La filière soja, fleuron de la stratégie agricole et industrielle du Bénin, est aujourd’hui au centre d’une vive controverse politique. Le parti d’opposition Les Démocrates a interpellé le gouvernement, exigeant des explications précises sur les mécanismes d’exportation et de valorisation du soja produit localement.
Ces dernières années, la production nationale de soja a connu un essor remarquable. Une croissance spectaculaire… mais sous surveillance: 156 900 tonnes en 2017, 253 953 tonnes en 2021, près de 400 000 tonnes en 2022-2023…
Cette croissance a été portée par une vision stratégique qui est de favoriser la transformation locale pour créer de l’emploi, générer de la richesse et structurer une filière industrielle durable. Des mesures fortes ont été prises à savoir l’interdiction de l’exportation terrestre du soja brut, taxation des exportations maritimes, fixation de prix officiels d’achat aux producteurs, incitations pour les industries locales de transformation. Mais malgré ces avancées, la filière traverses bien des controverses poussant l’opposition parlementaire à interpeler le gouvernement.
Les soupçons soulevés par Les Démocrates
En effet, malgré cette dynamique, plusieurs parlementaires du parti Les Démocrates affirment que la réalité ne correspondrait pas à la volonté affichée. Dans une interpellation officielle, ils évoquent l’octroi par l’État béninois de deux agréments exceptionnels :
L’un pour l’exportation de 100 000 tonnes, l’autre pour 50 000 tonnes de soja grain. Ces autorisations seraient contraires à l’esprit des réformes mises en place, selon les députés Nouréni Atchadé et Habibou Woroukoubou, qui demandent des éclaircissements immédiats. Leur soupçon est renforcée par l’amendement de la loi des finances 2025.
L’amendement de la loi des finances 2025 a introduit en effet une dérogation: les entreprises transformatrices de soja peuvent exporter sans taxe la part de leur stock non transformée, mais à hauteur du volume déjà transformé pendant la même campagne.
Les Démocrates redoutent que cette disposition soit détournée, et exigent la transparence sur les quotas réellement transformés et exportés, ainsi que sur l’identité des entreprises bénéficiaires.
L’interpellation de l’opposition parlementaire
Dans une série de questions orales avec débat au gouvernement, plusieurs députés du groupe parlementaire Les Démocrates demandent au gouvernement d’ouvrir le débat sur des questions précises.

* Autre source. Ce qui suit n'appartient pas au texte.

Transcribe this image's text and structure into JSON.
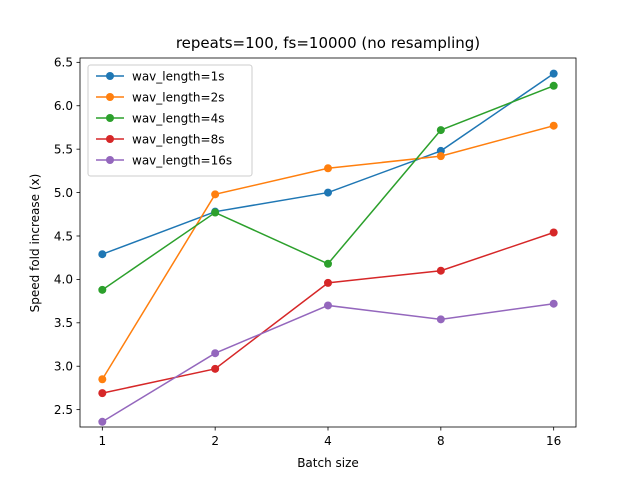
{
  "chart_data": {
    "type": "line",
    "title": "repeats=100, fs=10000 (no resampling)",
    "xlabel": "Batch size",
    "ylabel": "Speed fold increase (x)",
    "categories": [
      "1",
      "2",
      "4",
      "8",
      "16"
    ],
    "ylim": [
      2.3,
      6.55
    ],
    "yticks": [
      "2.5",
      "3.0",
      "3.5",
      "4.0",
      "4.5",
      "5.0",
      "5.5",
      "6.0",
      "6.5"
    ],
    "grid": false,
    "legend_position": "top-left",
    "series": [
      {
        "name": "wav_length=1s",
        "color": "#1f77b4",
        "values": [
          4.29,
          4.78,
          5.0,
          5.48,
          6.37
        ]
      },
      {
        "name": "wav_length=2s",
        "color": "#ff7f0e",
        "values": [
          2.85,
          4.98,
          5.28,
          5.42,
          5.77
        ]
      },
      {
        "name": "wav_length=4s",
        "color": "#2ca02c",
        "values": [
          3.88,
          4.77,
          4.18,
          5.72,
          6.23
        ]
      },
      {
        "name": "wav_length=8s",
        "color": "#d62728",
        "values": [
          2.69,
          2.97,
          3.96,
          4.1,
          4.54
        ]
      },
      {
        "name": "wav_length=16s",
        "color": "#9467bd",
        "values": [
          2.36,
          3.15,
          3.7,
          3.54,
          3.72
        ]
      }
    ]
  }
}
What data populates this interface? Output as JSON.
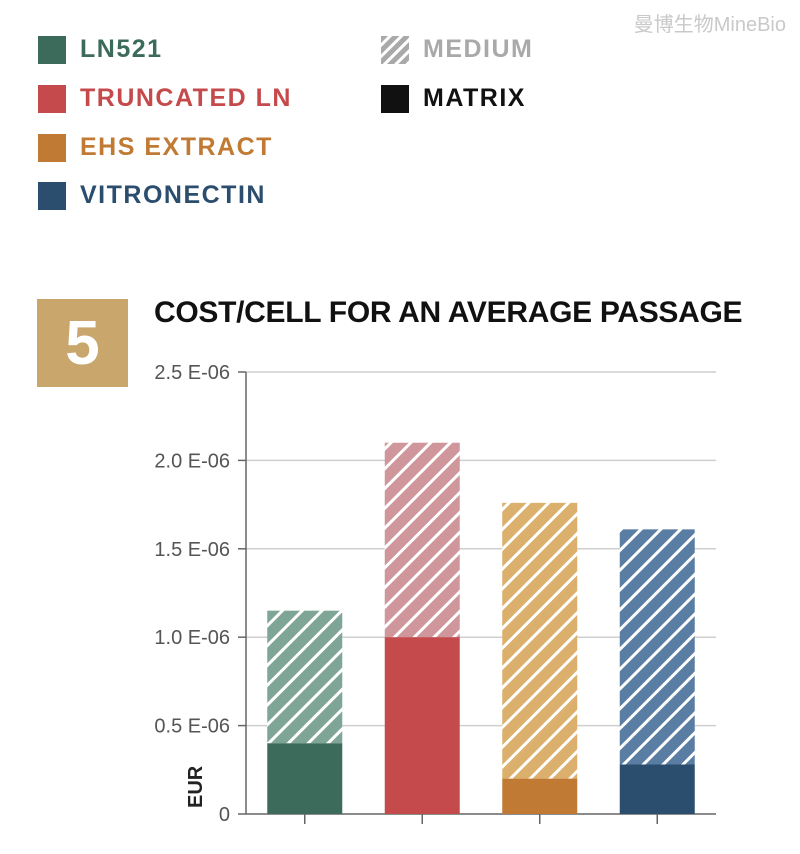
{
  "watermark": "曼博生物MineBio",
  "legend": {
    "items": [
      {
        "label": "LN521",
        "color": "#3d6b5b"
      },
      {
        "label": "TRUNCATED LN",
        "color": "#c54a4c"
      },
      {
        "label": "EHS EXTRACT",
        "color": "#c17a33"
      },
      {
        "label": "VITRONECTIN",
        "color": "#2c4e6e"
      },
      {
        "label": "MEDIUM",
        "color": "#a9a9a9",
        "pattern": "hatched"
      },
      {
        "label": "MATRIX",
        "color": "#111111"
      }
    ]
  },
  "figure_number": "5",
  "chart_data": {
    "type": "bar",
    "stacked": true,
    "title": "COST/CELL FOR AN AVERAGE PASSAGE",
    "ylabel": "EUR",
    "ylim": [
      0,
      2.5e-06
    ],
    "yticks": [
      0,
      5e-07,
      1e-06,
      1.5e-06,
      2e-06,
      2.5e-06
    ],
    "ytick_labels": [
      "0",
      "0.5 E-06",
      "1.0 E-06",
      "1.5 E-06",
      "2.0 E-06",
      "2.5 E-06"
    ],
    "grid": true,
    "categories": [
      "LN521",
      "TRUNCATED LN",
      "EHS EXTRACT",
      "VITRONECTIN"
    ],
    "bar_colors": [
      "#3d6b5b",
      "#c54a4c",
      "#c17a33",
      "#2c4e6e"
    ],
    "medium_colors": [
      "#7fa596",
      "#cf969b",
      "#dab06c",
      "#5a7da3"
    ],
    "series": [
      {
        "name": "MATRIX",
        "values": [
          4e-07,
          1e-06,
          2e-07,
          2.8e-07
        ]
      },
      {
        "name": "MEDIUM",
        "values": [
          7.5e-07,
          1.1e-06,
          1.56e-06,
          1.33e-06
        ]
      }
    ]
  }
}
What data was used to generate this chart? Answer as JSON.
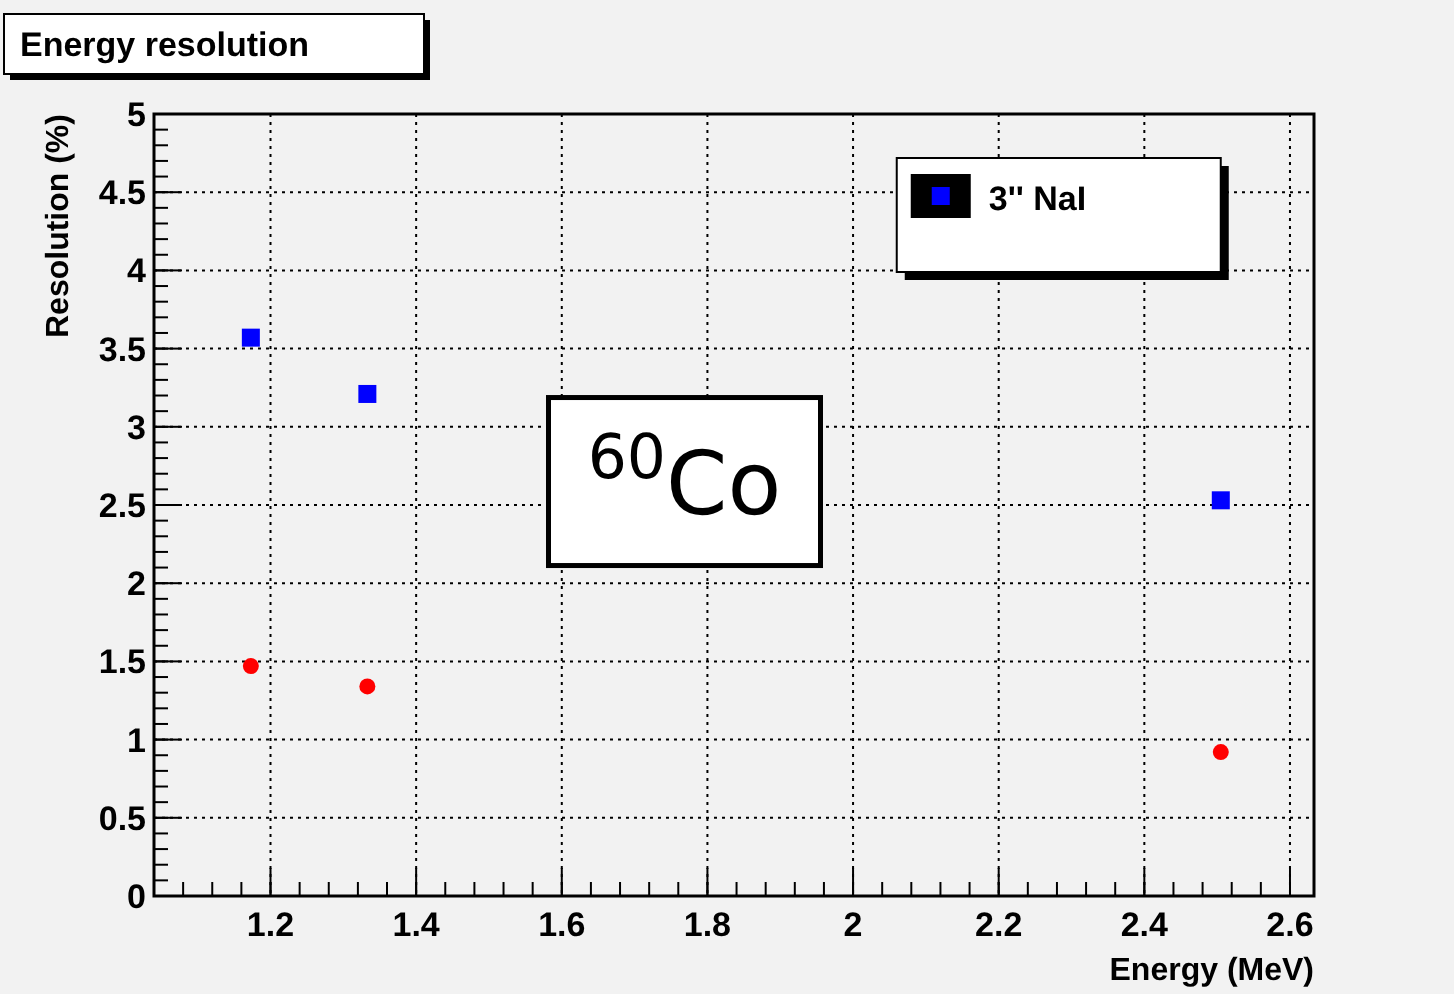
{
  "chart_data": {
    "type": "scatter",
    "title": "Energy resolution",
    "xlabel": "Energy (MeV)",
    "ylabel": "Resolution (%)",
    "annotations": [
      "$^{60}$Co"
    ],
    "series": [
      {
        "name": "3'' NaI",
        "color": "#0000ff",
        "marker": "square",
        "x": [
          1.173,
          1.333,
          2.505
        ],
        "values": [
          3.57,
          3.21,
          2.53
        ]
      },
      {
        "color": "#ff0000",
        "marker": "circle",
        "x": [
          1.173,
          1.333,
          2.505
        ],
        "values": [
          1.47,
          1.34,
          0.92
        ]
      }
    ],
    "xlim": [
      1.04,
      2.633
    ],
    "xticks": [
      1.2,
      1.4,
      1.6,
      1.8,
      2,
      2.2,
      2.4,
      2.6
    ],
    "ylim": [
      0,
      5
    ],
    "yticks": [
      0,
      0.5,
      1,
      1.5,
      2,
      2.5,
      3,
      3.5,
      4,
      4.5,
      5
    ],
    "grid": true,
    "legend": "top right"
  }
}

« Il nous est revenu de source digne de foi, que le ministère de l’industrie et du commerce aurait donné en début de ce mois de mai 2025, deux autorisations d’exportation de soja grain au titre de la campagne 2024-2025. L’une pour l’exportation de 100 000 tonnes et l’autre pour 50 000 tonnes de soja », lit-on dans l’interpellation du parti Les Démocrates.
Or, précise le même document, « un amendement à la loi des finances 2025 a permis d’insérer une mesure visant à autoriser l’exportation de soja sans taxe et droits de douane pour les entreprises transformatrices de soja à concurrence du stock non transformé à la fin de la saison et avant la campagne suivante. Ainsi, selon la nouvelle formulation de ladite mesure dans la loi des finances 2025, du 1er janvier au 31 décembre 2025, les industries transformatrices de soja, qui n’ont pas pu transformer l’intégralité de leur stock, acquis durant une campagne, peuvent exporter une partie du stock résiduel en exonérant les droits de douane à concurrence de la quantité transformée pendant cette saison ».
L’opposition parlementaire à travers sa prérogative de contrôle de l’action gouvernementale a interpellé le gouvernement pour qu’il éclaire l’opinion sur toutes les mesures prises et en cours autour de la commercialisation du coton.
Rappelons que la commercialisation du coton graine a traversé par plusieurs péripéties sous le régime de la rupture avec des mesures draconiennes interdisant aux producteurs de vendre leur production dans les pays voisins et au prix qu’ils veulent.
Des mesures qui ont été finalement assouplies le 16 novembre 2023. Selon un communiqué rendu public par le gouvernement, les producteurs de soja peuvent vendre leurs produits à qui ils veulent et aux prix voulus.
« Le commerce du soja grain est libre sur l’ensemble du territoire national. Ainsi, les opérations d’achat, de vente, de transport, les prix, les dates de démarrage et de fin des opérations, sont librement fixés par les acteurs. L’exportation du soja est libre, sans agrément et se fait exclusivement par le Port de Cotonou », mentionne le communiqué.
Le même communiqué précise « la contribution à la recherche et à la promotion agricole (CRA) perçue au cordon douanier, à la charge exclusive des exportateurs, est désormais fixée à 30 FCFA par kilogramme de soja grain au lieu de 140 FCFA au titre de la campagne écoulée ».